Wheeling, Wynn entered the station, his mind awhirl, appalled by his lapse. He should have realized that the stranger might not look down his nose at Mexicans, as most did. The man spoke Spanish fluently, after all. For all Wynn knew, the longhair might even have some Spanish blood in him. If he wasn’t real careful, he could find himself looking down the barrel of that Peacemaker.
Resolving to be
more cautious, Wynn crossed to the cooking area along the west wall, passing four large tables set up for the benefit of the customers. After propping the Winchester in a corner, he checked a huge pot on the stove.
In it, stew was simmering nicely. Stew was Wynn’s specialty, the only meal he ever served the passengers. For one thing, it was easy to make. All he had to do was take his rifle and go for a stroll. Any critter unlucky enough to come under his sights wound up in the pot.
For another, Wynn always got a chuckle out of watching the pilgrims wolf down chunks of rattlesnake and lizard meat without their being the wiser. Every now and then he was tempted to tell what was in his concoctions. But he knew if he did, the tenderfeet would have a fit, or else puke their guts out. They’d also probably complain to the head office, and he could do without that aggravation.
Wynn went to the sink, where the skin of a six-foot sidewinder lay. Since it wouldn’t do to have any of the stage line’s squeamish customers catch sight of it, he tossed the skin out the rear door, onto the scrap heap, then set about placing plates and silverware on the tables.

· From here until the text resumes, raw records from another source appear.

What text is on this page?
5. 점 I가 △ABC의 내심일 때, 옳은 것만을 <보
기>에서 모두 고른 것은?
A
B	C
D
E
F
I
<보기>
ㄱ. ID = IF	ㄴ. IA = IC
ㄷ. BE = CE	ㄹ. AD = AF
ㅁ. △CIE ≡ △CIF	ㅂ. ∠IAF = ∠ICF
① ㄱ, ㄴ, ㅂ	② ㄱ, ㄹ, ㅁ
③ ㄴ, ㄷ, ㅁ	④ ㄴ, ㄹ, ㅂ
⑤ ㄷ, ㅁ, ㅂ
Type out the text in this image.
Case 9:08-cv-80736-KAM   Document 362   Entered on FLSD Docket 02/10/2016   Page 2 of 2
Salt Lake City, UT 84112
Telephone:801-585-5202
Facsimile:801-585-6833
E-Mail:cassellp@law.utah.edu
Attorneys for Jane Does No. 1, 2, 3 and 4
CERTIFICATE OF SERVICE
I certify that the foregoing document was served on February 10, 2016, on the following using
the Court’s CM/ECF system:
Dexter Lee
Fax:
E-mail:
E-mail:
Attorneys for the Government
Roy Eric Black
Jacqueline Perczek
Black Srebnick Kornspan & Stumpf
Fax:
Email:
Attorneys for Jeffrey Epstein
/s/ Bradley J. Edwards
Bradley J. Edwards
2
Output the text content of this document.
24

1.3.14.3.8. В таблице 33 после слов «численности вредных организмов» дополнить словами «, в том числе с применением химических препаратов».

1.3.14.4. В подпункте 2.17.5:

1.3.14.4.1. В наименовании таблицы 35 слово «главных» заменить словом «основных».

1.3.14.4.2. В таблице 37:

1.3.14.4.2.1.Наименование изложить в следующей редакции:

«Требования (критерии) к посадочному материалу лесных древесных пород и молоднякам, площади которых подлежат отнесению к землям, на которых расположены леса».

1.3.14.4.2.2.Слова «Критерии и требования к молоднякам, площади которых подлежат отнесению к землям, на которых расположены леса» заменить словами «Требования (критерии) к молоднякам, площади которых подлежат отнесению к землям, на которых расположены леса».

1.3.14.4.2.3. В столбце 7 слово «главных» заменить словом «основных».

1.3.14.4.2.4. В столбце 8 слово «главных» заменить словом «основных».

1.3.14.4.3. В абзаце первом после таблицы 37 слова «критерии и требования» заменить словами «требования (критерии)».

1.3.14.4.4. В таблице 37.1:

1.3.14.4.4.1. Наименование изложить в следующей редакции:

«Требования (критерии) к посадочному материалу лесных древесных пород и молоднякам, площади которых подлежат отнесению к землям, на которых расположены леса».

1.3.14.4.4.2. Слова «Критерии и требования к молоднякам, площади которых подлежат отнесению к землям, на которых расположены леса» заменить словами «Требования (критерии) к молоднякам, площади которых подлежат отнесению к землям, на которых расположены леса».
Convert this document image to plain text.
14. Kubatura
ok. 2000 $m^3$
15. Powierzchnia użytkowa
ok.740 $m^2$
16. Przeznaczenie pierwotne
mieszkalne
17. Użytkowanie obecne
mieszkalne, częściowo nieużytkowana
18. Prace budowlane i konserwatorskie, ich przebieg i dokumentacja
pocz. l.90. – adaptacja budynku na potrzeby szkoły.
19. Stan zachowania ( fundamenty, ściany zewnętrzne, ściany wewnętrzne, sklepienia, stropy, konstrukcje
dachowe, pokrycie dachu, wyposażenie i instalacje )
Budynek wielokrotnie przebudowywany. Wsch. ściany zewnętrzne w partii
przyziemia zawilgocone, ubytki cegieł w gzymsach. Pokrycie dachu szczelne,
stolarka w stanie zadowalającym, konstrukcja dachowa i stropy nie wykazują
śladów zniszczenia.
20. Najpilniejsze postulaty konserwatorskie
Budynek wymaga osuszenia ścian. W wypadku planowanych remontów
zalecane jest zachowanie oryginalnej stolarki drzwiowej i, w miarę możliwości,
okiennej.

He had to have everything ready to go. The stage never stayed more than half an hour, if that, barely enough time for the passengers to heed nature’s call and down a quick meal.
Turning, Wynn was startled to see the stranger a few feet inside the doorway. “I didn’t hear you come in,” he blurted.
Despite the heat, the man now wore his frock coat. His saddlebags were draped over his shoulder, a Henry repeater in his left hand. He stepped to the table farthest from the entrance and sat facing it, his back to the wall, propping the Henry against his chair.
The precautions were not lost on Wynn. “Care for a drink, mister?” he asked to cover his nervousness.
“Water will do.”
“Comin’ right up.” Wynn quickly poured a glass from a pitcher he kept on the sink. On his way over, he noted that the man held his right hand under the table, no doubt near the Colt.
If the stranger wasn’t a gunman, then Wynn had missed his guess.